Ruth Porat
Google CFO Ruth Porat. Google

 

Google isn’t blowing that much money on projects like self-driving cars after all — less than 10% of its capital expenditures in 2015 were for forward-looking products outside its core.

This came out in fourth-quarter earnings for Google’s parent company, Alphabet.

This was the first time Alphabet broke numbers out for the core “Google,” which includes the businesses most of us think of — search, advertising, YouTube, Android, and so on — and “Other Bets,” which includes long-term projects like fiber-based internet access, self-driving cars, and internet-bearing balloons.

Capital expenditures for Google’s core products hit $8.8 billion last year, spent mostly on data centers and other facilities. Other Bets only accounted for $869 million in capital spending. Most of the Other Bets capex spending went to Google Fiber, which Alphabet now offers in nine cities, Google said on its earnings call.

Overall, the Other Bets group posted an operating loss of $3.57 billion on $448 million in revenue in 2015.

Alphabet CFO Ruth Porat said that the company had to make some “tough calls” and that there was a “disciplined envelope” across Other Bets.

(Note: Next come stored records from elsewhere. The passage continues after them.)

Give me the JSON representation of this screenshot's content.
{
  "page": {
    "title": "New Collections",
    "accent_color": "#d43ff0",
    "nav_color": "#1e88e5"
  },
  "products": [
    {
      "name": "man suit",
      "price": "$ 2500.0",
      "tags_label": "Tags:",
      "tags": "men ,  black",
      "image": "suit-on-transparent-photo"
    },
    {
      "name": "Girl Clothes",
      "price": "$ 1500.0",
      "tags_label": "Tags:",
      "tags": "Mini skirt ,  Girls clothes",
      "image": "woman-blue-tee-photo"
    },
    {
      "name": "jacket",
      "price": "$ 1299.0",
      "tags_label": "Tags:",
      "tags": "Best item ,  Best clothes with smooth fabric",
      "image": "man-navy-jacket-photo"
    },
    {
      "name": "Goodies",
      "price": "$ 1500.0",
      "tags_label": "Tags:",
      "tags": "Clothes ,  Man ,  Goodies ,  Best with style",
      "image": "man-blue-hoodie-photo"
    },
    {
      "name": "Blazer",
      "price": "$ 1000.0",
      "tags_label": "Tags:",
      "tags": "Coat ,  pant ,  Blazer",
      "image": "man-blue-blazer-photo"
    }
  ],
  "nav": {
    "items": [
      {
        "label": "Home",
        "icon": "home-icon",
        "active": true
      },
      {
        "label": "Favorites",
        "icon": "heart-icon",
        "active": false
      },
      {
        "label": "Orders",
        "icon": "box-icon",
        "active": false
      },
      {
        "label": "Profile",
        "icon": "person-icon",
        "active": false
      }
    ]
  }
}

Lines like this are exactly what Wall Street, long wary of Google’s moonshots, wanted to hear. Although Porat has promised investors since she started at Google that the company spent way more on its core than smart contacts and thermostats, this was the first time she could prove it.

Here’s a chart from Jackdaw Research:

Jackadaw

Porat also made sure to stress that the company is going to keep spending a bunch of money onthat core, too, by highlighting a bunch of areas where its trying to innovate.

“In many ways, some of Alphabet’s biggest moonshots are in Google itself,” she said. “From driving the next wave of computing through machine learning, capitalizing on the shift to the cloud by enterprises, building platforms like virtual reality, and pursuing the opportunities we see with the ‘next billion’ users in emerging markets, you should expect Google to continue to invest in efforts to improve life for billions of people.”

This line from Porat’s prepared remarks was significant for a couple of reasons.

First of all, it shows us how Google thinks about its future growth. Google Sundar Pichai proceeded to boast about its enterprise business and how machine learning and artificial intelligence have helped make popular products like Photos, Inbox, and search better and more powerful. The company has also been on a VR hiring spree.

But it also feels like a reminder to prospective employees that Alphabet’s subsidiary companies like X and Calico aren’t the only ones innovating. Look! Google’s still doing cool stuff too! We’re not all about ads! 

Though, the report also proved that ads are still a hulking business: That’s how Google pulled in $19 billion of its $21.3 billion in revenue this quarter.